We Know — and Still Do Nothing
The moment after awareness
I read a post today by HoldingTheTorch titled When the Sea Turned Red, and it got me thinking.
Before the age of technology, an event like that would’ve been read as prophetic.
Cosmic. Biblical. A sign.
Today, we explain it away.
Iron-rich soil. Rainfall. Sediment. Science.
And that’s good — until it raises a harder question:
What happens when we know enough to be responsible for the consequences — and still aren’t?
The system doesn’t correct itself.
It decays. Then it collapses.
Not all at once.
Slowly. Sideways. Unevenly.
Until people start feeling like I do.
Powerless over the bullshit.
That isn’t weakness.
It’s a signal.
What Actually Happens When Responsibility Fails
When societies reach a point where:
facts are known
harm is documented
consequences are visible
…and nothing structurally changes, three things tend to happen.
1. Responsibility Shifts Downward
Institutions stop acting, so individuals are told to:
vote harder
buy better
self-regulate
meditate
“be resilient”
That’s not empowerment.
That’s liability without power.
We’re exhausted because we’re being asked to emotionally absorb problems we didn’t create — and cannot fix alone.
2. Accountability Gets Replaced with Spectacle
This is where parades, culture wars, outrage cycles, and performative politics come in.
Spectacle does one thing very well:
It gives people something to react to instead of something to change.
You’re not imagining it.
The noise is intentional.
It keeps us busy.
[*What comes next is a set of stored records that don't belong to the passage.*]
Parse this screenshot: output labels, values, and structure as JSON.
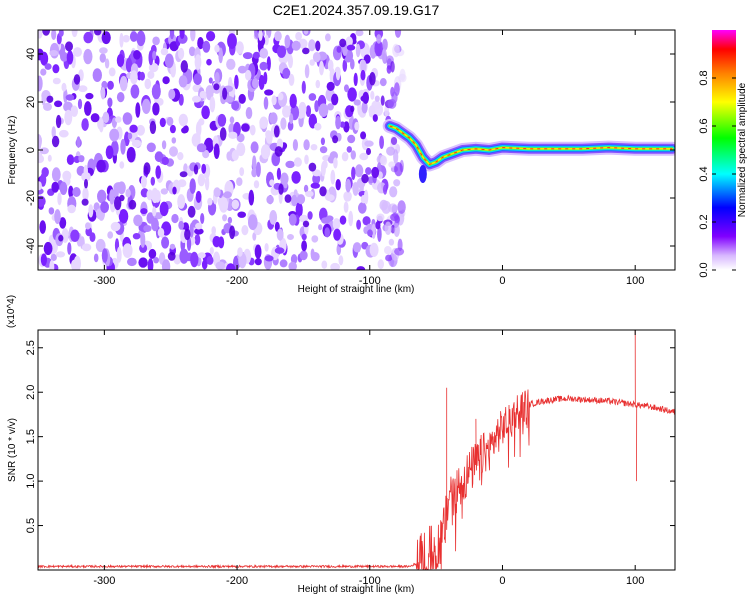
{
  "title": "C2E1.2024.357.09.19.G17",
  "chart_data": [
    {
      "type": "heatmap",
      "xlabel": "Height of straight line (km)",
      "ylabel": "Frequency (Hz)",
      "xlim": [
        -350,
        130
      ],
      "ylim": [
        -50,
        50
      ],
      "xticks": [
        -300,
        -200,
        -100,
        0,
        100
      ],
      "yticks": [
        -40,
        -20,
        0,
        20,
        40
      ],
      "colorbar": {
        "label": "Normalized spectral amplitude",
        "range": [
          0,
          1
        ],
        "ticks": [
          "0.0",
          "0.2",
          "0.4",
          "0.6",
          "0.8"
        ],
        "colors": [
          "#ffffff",
          "#8000ff",
          "#0000ff",
          "#00ffff",
          "#00ff00",
          "#ffff00",
          "#ff8000",
          "#ff0000",
          "#ff00ff"
        ]
      },
      "ridge": {
        "height_km": [
          -85,
          -80,
          -75,
          -70,
          -65,
          -60,
          -55,
          -50,
          -45,
          -40,
          -35,
          -30,
          -20,
          -10,
          0,
          20,
          40,
          60,
          80,
          100,
          128
        ],
        "frequency_hz": [
          10,
          9,
          7,
          5,
          2,
          -3,
          -6,
          -5,
          -3,
          -2,
          -1,
          0,
          0.5,
          0,
          1,
          0.5,
          0.5,
          0.5,
          1,
          0.5,
          0.5
        ]
      },
      "noise_region_km": [
        -350,
        -82
      ]
    },
    {
      "type": "line",
      "xlabel": "Height of straight line (km)",
      "ylabel": "SNR (10 * v/v)",
      "ylabel_scale": "(x10^4)",
      "xlim": [
        -350,
        130
      ],
      "ylim": [
        0,
        2.7
      ],
      "xticks": [
        -300,
        -200,
        -100,
        0,
        100
      ],
      "yticks": [
        "0.5",
        "1.0",
        "1.5",
        "2.0",
        "2.5"
      ],
      "series": [
        {
          "color": "#e83030",
          "x": [
            -350,
            -300,
            -250,
            -200,
            -150,
            -100,
            -70,
            -60,
            -55,
            -50,
            -45,
            -42,
            -40,
            -35,
            -30,
            -25,
            -20,
            -15,
            -10,
            -5,
            0,
            5,
            10,
            15,
            20,
            25,
            30,
            40,
            50,
            60,
            70,
            80,
            90,
            100,
            110,
            120,
            128
          ],
          "y": [
            0.04,
            0.04,
            0.04,
            0.04,
            0.04,
            0.04,
            0.04,
            0.1,
            0.2,
            0.25,
            0.4,
            0.6,
            0.9,
            0.9,
            1.0,
            1.1,
            1.2,
            1.3,
            1.35,
            1.5,
            1.6,
            1.7,
            1.78,
            1.82,
            1.86,
            1.88,
            1.9,
            1.92,
            1.93,
            1.92,
            1.91,
            1.9,
            1.88,
            1.86,
            1.84,
            1.81,
            1.78
          ]
        }
      ],
      "spikes": [
        {
          "x": -42,
          "y": 2.05
        },
        {
          "x": 100,
          "y": 2.7
        },
        {
          "x": 101,
          "y": 1.0
        },
        {
          "x": 15,
          "y": 2.0
        },
        {
          "x": -20,
          "y": 1.7
        }
      ]
    }
  ]
}
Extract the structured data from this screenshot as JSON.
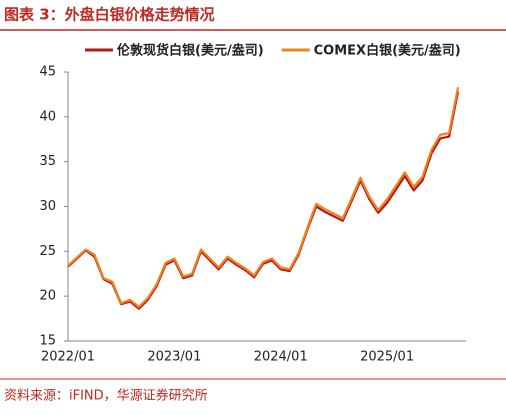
{
  "chart_data": {
    "type": "line",
    "title": "图表 3：外盘白银价格走势情况",
    "source": "资料来源：iFIND，华源证券研究所",
    "categories": [
      "2022/01",
      null,
      null,
      null,
      null,
      null,
      null,
      null,
      null,
      null,
      null,
      null,
      "2023/01",
      null,
      null,
      null,
      null,
      null,
      null,
      null,
      null,
      null,
      null,
      null,
      "2024/01",
      null,
      null,
      null,
      null,
      null,
      null,
      null,
      null,
      null,
      null,
      null,
      "2025/01",
      null,
      null,
      null,
      null,
      null,
      null,
      null,
      null
    ],
    "series": [
      {
        "name": "伦敦现货白银(美元/盎司)",
        "color": "#b8171b",
        "values": [
          23.3,
          24.2,
          25.1,
          24.4,
          21.9,
          21.4,
          19.1,
          19.4,
          18.6,
          19.6,
          21.1,
          23.5,
          24.0,
          22.0,
          22.3,
          25.0,
          24.0,
          23.0,
          24.2,
          23.5,
          22.9,
          22.1,
          23.6,
          24.0,
          23.0,
          22.8,
          24.6,
          27.4,
          30.0,
          29.4,
          28.9,
          28.4,
          30.6,
          32.9,
          30.8,
          29.3,
          30.4,
          31.9,
          33.4,
          31.8,
          32.9,
          35.9,
          37.6,
          37.8,
          42.8
        ]
      },
      {
        "name": "COMEX白银(美元/盎司)",
        "color": "#f0821e",
        "values": [
          23.4,
          24.3,
          25.2,
          24.6,
          22.0,
          21.6,
          19.2,
          19.6,
          18.8,
          19.8,
          21.3,
          23.7,
          24.2,
          22.2,
          22.5,
          25.2,
          24.2,
          23.2,
          24.4,
          23.7,
          23.1,
          22.3,
          23.8,
          24.2,
          23.2,
          23.0,
          24.8,
          27.6,
          30.3,
          29.7,
          29.2,
          28.7,
          30.9,
          33.2,
          31.1,
          29.6,
          30.8,
          32.3,
          33.8,
          32.2,
          33.3,
          36.3,
          38.0,
          38.2,
          43.3
        ]
      }
    ],
    "ylim": [
      15,
      45
    ],
    "yticks": [
      15,
      20,
      25,
      30,
      35,
      40,
      45
    ],
    "legend": "top"
  }
}
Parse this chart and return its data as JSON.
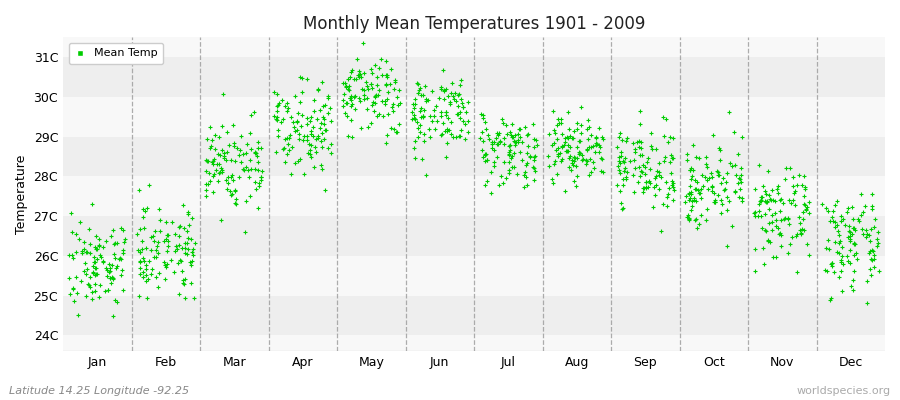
{
  "title": "Monthly Mean Temperatures 1901 - 2009",
  "ylabel": "Temperature",
  "subtitle_left": "Latitude 14.25 Longitude -92.25",
  "subtitle_right": "worldspecies.org",
  "months": [
    "Jan",
    "Feb",
    "Mar",
    "Apr",
    "May",
    "Jun",
    "Jul",
    "Aug",
    "Sep",
    "Oct",
    "Nov",
    "Dec"
  ],
  "ylim": [
    23.6,
    31.5
  ],
  "yticks": [
    24,
    25,
    26,
    27,
    28,
    29,
    30,
    31
  ],
  "ytick_labels": [
    "24C",
    "25C",
    "26C",
    "27C",
    "28C",
    "29C",
    "30C",
    "31C"
  ],
  "dot_color": "#00cc00",
  "dot_size": 5,
  "fig_bg": "#ffffff",
  "ax_bg": "#f8f8f8",
  "band_colors": [
    "#eeeeee",
    "#f8f8f8"
  ],
  "legend_label": "Mean Temp",
  "n_years": 109,
  "monthly_means": [
    25.8,
    26.2,
    28.3,
    29.3,
    30.0,
    29.6,
    28.7,
    28.7,
    28.2,
    27.8,
    27.0,
    26.3
  ],
  "monthly_stds": [
    0.55,
    0.55,
    0.6,
    0.55,
    0.52,
    0.48,
    0.45,
    0.45,
    0.5,
    0.52,
    0.55,
    0.58
  ],
  "seed": 7
}
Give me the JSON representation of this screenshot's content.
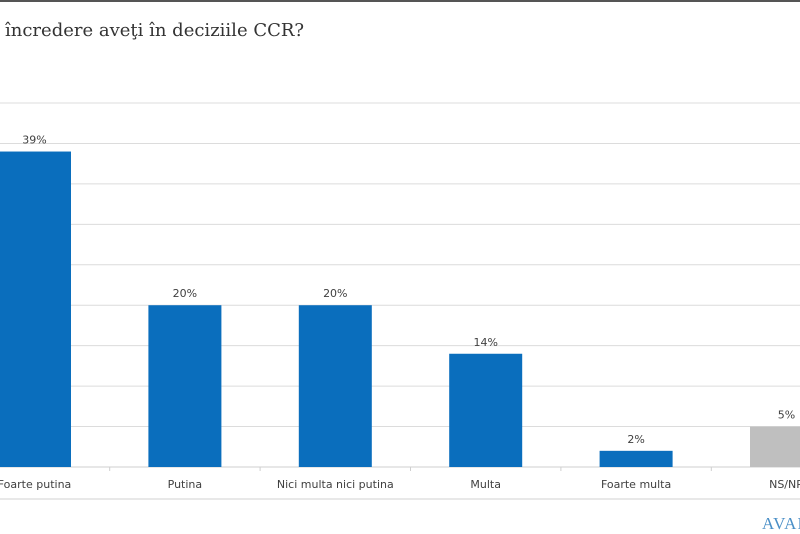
{
  "title": "încredere aveţi în deciziile CCR?",
  "logo_text": "AVAN",
  "chart_data": {
    "type": "bar",
    "title": "încredere aveţi în deciziile CCR?",
    "categories": [
      "Foarte putina",
      "Putina",
      "Nici multa nici putina",
      "Multa",
      "Foarte multa",
      "NS/NR"
    ],
    "values": [
      39,
      20,
      20,
      14,
      2,
      5
    ],
    "data_labels": [
      "39%",
      "20%",
      "20%",
      "14%",
      "2%",
      "5%"
    ],
    "colors": [
      "#0a6ebd",
      "#0a6ebd",
      "#0a6ebd",
      "#0a6ebd",
      "#0a6ebd",
      "#bfbfbf"
    ],
    "ylim": [
      0,
      45
    ],
    "grid": true,
    "legend": "none"
  }
}
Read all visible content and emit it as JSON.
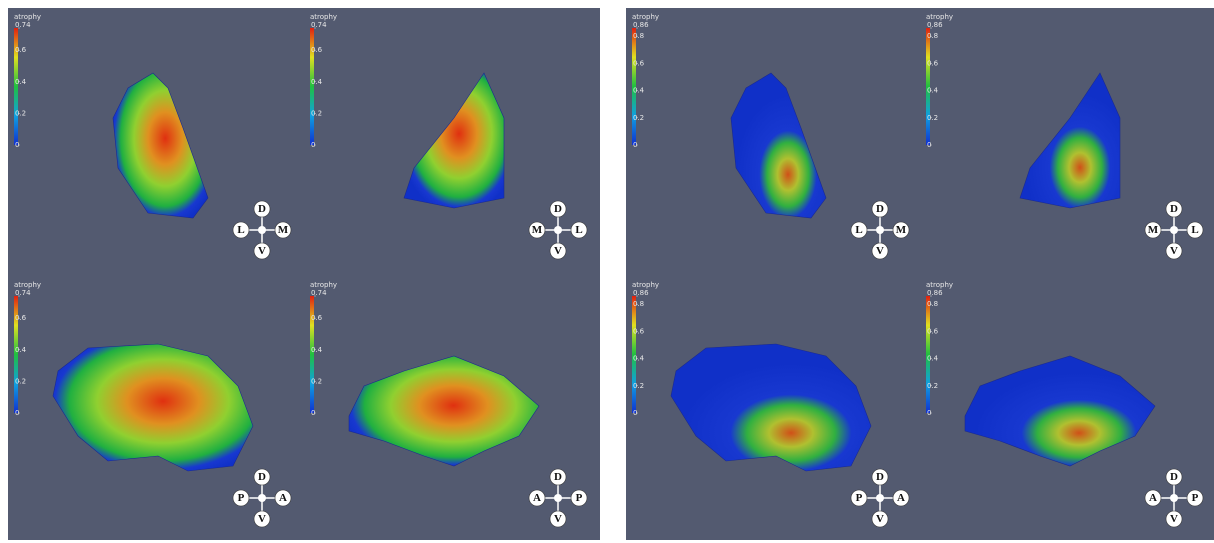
{
  "panels": [
    {
      "views": [
        {
          "colorbar": {
            "title": "atrophy",
            "ticks": [
              0.74,
              0.6,
              0.4,
              0.2,
              0
            ]
          },
          "orientation": {
            "top": "D",
            "left": "L",
            "right": "M",
            "bottom": "V"
          }
        },
        {
          "colorbar": {
            "title": "atrophy",
            "ticks": [
              0.74,
              0.6,
              0.4,
              0.2,
              0
            ]
          },
          "orientation": {
            "top": "D",
            "left": "M",
            "right": "L",
            "bottom": "V"
          }
        },
        {
          "colorbar": {
            "title": "atrophy",
            "ticks": [
              0.74,
              0.6,
              0.4,
              0.2,
              0
            ]
          },
          "orientation": {
            "top": "D",
            "left": "P",
            "right": "A",
            "bottom": "V"
          }
        },
        {
          "colorbar": {
            "title": "atrophy",
            "ticks": [
              0.74,
              0.6,
              0.4,
              0.2,
              0
            ]
          },
          "orientation": {
            "top": "D",
            "left": "A",
            "right": "P",
            "bottom": "V"
          }
        }
      ]
    },
    {
      "views": [
        {
          "colorbar": {
            "title": "atrophy",
            "ticks": [
              0.86,
              0.8,
              0.6,
              0.4,
              0.2,
              0
            ]
          },
          "orientation": {
            "top": "D",
            "left": "L",
            "right": "M",
            "bottom": "V"
          }
        },
        {
          "colorbar": {
            "title": "atrophy",
            "ticks": [
              0.86,
              0.8,
              0.6,
              0.4,
              0.2,
              0
            ]
          },
          "orientation": {
            "top": "D",
            "left": "M",
            "right": "L",
            "bottom": "V"
          }
        },
        {
          "colorbar": {
            "title": "atrophy",
            "ticks": [
              0.86,
              0.8,
              0.6,
              0.4,
              0.2,
              0
            ]
          },
          "orientation": {
            "top": "D",
            "left": "P",
            "right": "A",
            "bottom": "V"
          }
        },
        {
          "colorbar": {
            "title": "atrophy",
            "ticks": [
              0.86,
              0.8,
              0.6,
              0.4,
              0.2,
              0
            ]
          },
          "orientation": {
            "top": "D",
            "left": "A",
            "right": "P",
            "bottom": "V"
          }
        }
      ]
    }
  ]
}
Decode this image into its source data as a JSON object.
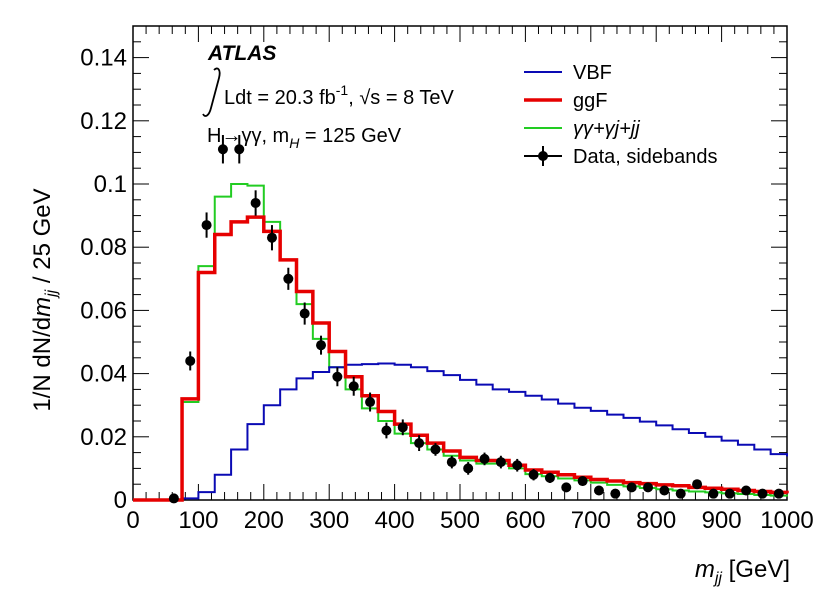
{
  "chart_data": {
    "type": "line",
    "title": "",
    "xlabel": "m_jj [GeV]",
    "ylabel": "1/N dN/dm_jj / 25 GeV",
    "xlim": [
      0,
      1000
    ],
    "ylim": [
      0,
      0.15
    ],
    "grid": false,
    "bin_width": 25,
    "x_ticks": [
      0,
      100,
      200,
      300,
      400,
      500,
      600,
      700,
      800,
      900,
      1000
    ],
    "x_tick_labels": [
      "0",
      "100",
      "200",
      "300",
      "400",
      "500",
      "600",
      "700",
      "800",
      "900",
      "1000"
    ],
    "y_ticks": [
      0,
      0.02,
      0.04,
      0.06,
      0.08,
      0.1,
      0.12,
      0.14
    ],
    "y_tick_labels": [
      "0",
      "0.02",
      "0.04",
      "0.06",
      "0.08",
      "0.1",
      "0.12",
      "0.14"
    ],
    "bin_edges": [
      0,
      25,
      50,
      75,
      100,
      125,
      150,
      175,
      200,
      225,
      250,
      275,
      300,
      325,
      350,
      375,
      400,
      425,
      450,
      475,
      500,
      525,
      550,
      575,
      600,
      625,
      650,
      675,
      700,
      725,
      750,
      775,
      800,
      825,
      850,
      875,
      900,
      925,
      950,
      975,
      1000
    ],
    "series": [
      {
        "name": "VBF",
        "style": "step",
        "color": "#0a0ab4",
        "values": [
          0,
          0,
          0,
          0.0005,
          0.0025,
          0.008,
          0.016,
          0.024,
          0.03,
          0.035,
          0.0385,
          0.0405,
          0.042,
          0.0428,
          0.043,
          0.0432,
          0.0428,
          0.042,
          0.0408,
          0.0395,
          0.038,
          0.0365,
          0.035,
          0.0342,
          0.033,
          0.0318,
          0.0305,
          0.0292,
          0.0282,
          0.027,
          0.026,
          0.0248,
          0.0236,
          0.0224,
          0.0212,
          0.02,
          0.0188,
          0.0175,
          0.016,
          0.0145,
          0.0138
        ]
      },
      {
        "name": "ggF",
        "style": "step",
        "color": "#e60000",
        "values": [
          0,
          0,
          0,
          0.032,
          0.072,
          0.084,
          0.088,
          0.0895,
          0.085,
          0.076,
          0.066,
          0.056,
          0.047,
          0.039,
          0.033,
          0.028,
          0.024,
          0.0205,
          0.018,
          0.0155,
          0.0135,
          0.0125,
          0.0125,
          0.011,
          0.0095,
          0.0088,
          0.008,
          0.0072,
          0.0065,
          0.006,
          0.0055,
          0.0052,
          0.0048,
          0.0045,
          0.004,
          0.0037,
          0.0034,
          0.003,
          0.0027,
          0.0024,
          0.0021
        ]
      },
      {
        "name": "γγ+γj+jj",
        "style": "step",
        "color": "#22cc22",
        "values": [
          0,
          0,
          0,
          0.031,
          0.074,
          0.096,
          0.1,
          0.0995,
          0.088,
          0.076,
          0.062,
          0.051,
          0.042,
          0.035,
          0.029,
          0.025,
          0.021,
          0.018,
          0.016,
          0.014,
          0.0125,
          0.0115,
          0.0115,
          0.01,
          0.0082,
          0.0075,
          0.0068,
          0.0062,
          0.0055,
          0.0048,
          0.0043,
          0.0038,
          0.0034,
          0.003,
          0.0027,
          0.0024,
          0.0021,
          0.0019,
          0.0016,
          0.0014,
          0.0011
        ]
      },
      {
        "name": "Data, sidebands",
        "style": "points",
        "color": "#000000",
        "x": [
          62.5,
          87.5,
          112.5,
          137.5,
          162.5,
          187.5,
          212.5,
          237.5,
          262.5,
          287.5,
          312.5,
          337.5,
          362.5,
          387.5,
          412.5,
          437.5,
          462.5,
          487.5,
          512.5,
          537.5,
          562.5,
          587.5,
          612.5,
          637.5,
          662.5,
          687.5,
          712.5,
          737.5,
          762.5,
          787.5,
          812.5,
          837.5,
          862.5,
          887.5,
          912.5,
          937.5,
          962.5,
          987.5
        ],
        "values": [
          0.0005,
          0.044,
          0.087,
          0.111,
          0.111,
          0.094,
          0.083,
          0.07,
          0.059,
          0.049,
          0.039,
          0.036,
          0.031,
          0.022,
          0.023,
          0.018,
          0.016,
          0.012,
          0.01,
          0.013,
          0.012,
          0.011,
          0.008,
          0.007,
          0.004,
          0.006,
          0.003,
          0.002,
          0.004,
          0.004,
          0.003,
          0.002,
          0.005,
          0.002,
          0.002,
          0.003,
          0.002,
          0.002
        ],
        "errors": [
          0.0005,
          0.003,
          0.004,
          0.0045,
          0.0045,
          0.004,
          0.004,
          0.0035,
          0.0035,
          0.003,
          0.003,
          0.003,
          0.003,
          0.0025,
          0.0025,
          0.0025,
          0.002,
          0.002,
          0.002,
          0.002,
          0.002,
          0.002,
          0.0018,
          0.0016,
          0.0015,
          0.0015,
          0.0013,
          0.0012,
          0.0012,
          0.0012,
          0.0011,
          0.001,
          0.001,
          0.001,
          0.001,
          0.001,
          0.001,
          0.001
        ]
      }
    ],
    "annotations": {
      "experiment": "ATLAS",
      "lumi_prefix": "Ldt = 20.3 fb",
      "lumi_exponent": "-1",
      "energy_text": ", √s = 8 TeV",
      "process": "H→γγ, m",
      "process_subscript": "H",
      "process_suffix": " = 125 GeV"
    },
    "legend_position": "top-right"
  }
}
Angry. Fragmented.
Not organized.
3. People Either Numb Out or Radicalize
Historically, when responsibility fails at the top:
some people disengage entirely (“none of this matters”)
others look for a strongman (Trump), an ideology (Christian nationalism), or a myth to restore order (prophecy — which does have meaning)
That’s not moral failure.
It’s a psychological response to prolonged powerlessness.
Why Writing Feels Like It Isn’t Enough
(But Isn’t Useless)
If you’re like me, you write to process.
And you’re right about one thing:
Writing alone doesn’t stop machinery.
But it does something else — and this part matters.
Writing:
names what’s happening
breaks isolation
creates shared language
interrupts gaslighting
Before action, there is recognition.
Before recognition, there is articulation.
Every major shift — labor, civil rights, women’s rights — started with people naming the lie before they had the power to dismantle it.
We’re not late.
We’re early.
And early always feels lonely.
The Real Source of Powerlessness
Here’s the uncomfortable part:
You don’t feel powerless because you are powerless.
You feel powerless because power has been deliberately centralized and abstracted.
Decisions are made:
far away
behind jargon and closed doors
through systems designed to feel inevitable
When power becomes invisible, resistance feels impossible.
That’s not accidental.
That’s design.
So What Is Possible Right Now?
Not overthrow.
Not fantasy.
Not saviors.
But three grounded forms of resistance that don’t burn people out.
1. Local Sovereignty
Small. Boring. Effective.
Power doesn’t collapse from the top.
It erodes from the edges.
classrooms
unions
parent groups
mutual aid
local boards
professional communities
I’m doing this by rethinking education from the inside — and by building a platform to reach others.
Systems fear people who understand how they work, stay inside them, and refuse to internalize their lies.
2. Refusing Emotional Outsourcing
We don’t have to carry the emotional weight of national dysfunction alone.
That means:
disengaging from outrage cycles
choosing depth over volume
conserving energy for places where influence is real
This isn’t apathy.
It’s strategic sanity.
3. Staying Human in Dehumanizing Systems
This sounds small — but it’s radical.
Every time I:
see a child instead of a label
create calm where chaos is normalized
protect dignity where efficiency is prized
…I interrupt the logic of the system.
Empires collapse when their logic stops reproducing itself.
One Last Thing — And This Matters
Feeling powerless doesn’t mean you’ve failed.
It means you’ve crossed a threshold most people never reach:
You see the machinery, not just the show.
The danger isn’t despair.
The danger is thinking you’re supposed to fix this alone.
You’re not.
No one ever has.
And yes — writing isn’t enough.
But silence guarantees nothing changes.
You’re not crazy.
You’re not weak.
You’re awake — and that stage is the hardest one to sit in.




[STANDING OVATION]
Civic Engagement is paramount. Stay involved, keep "preaching". New Systems, designed by The People are in The Works.
...still with You.
...still listening, too.
This reads like the closing of my latest book. It reads exactly the same s everything I write to be honest, and I love that!!!! It’s further confirmation that I am not alone in my thinking. And that is fuel for me to keep “keeping on!”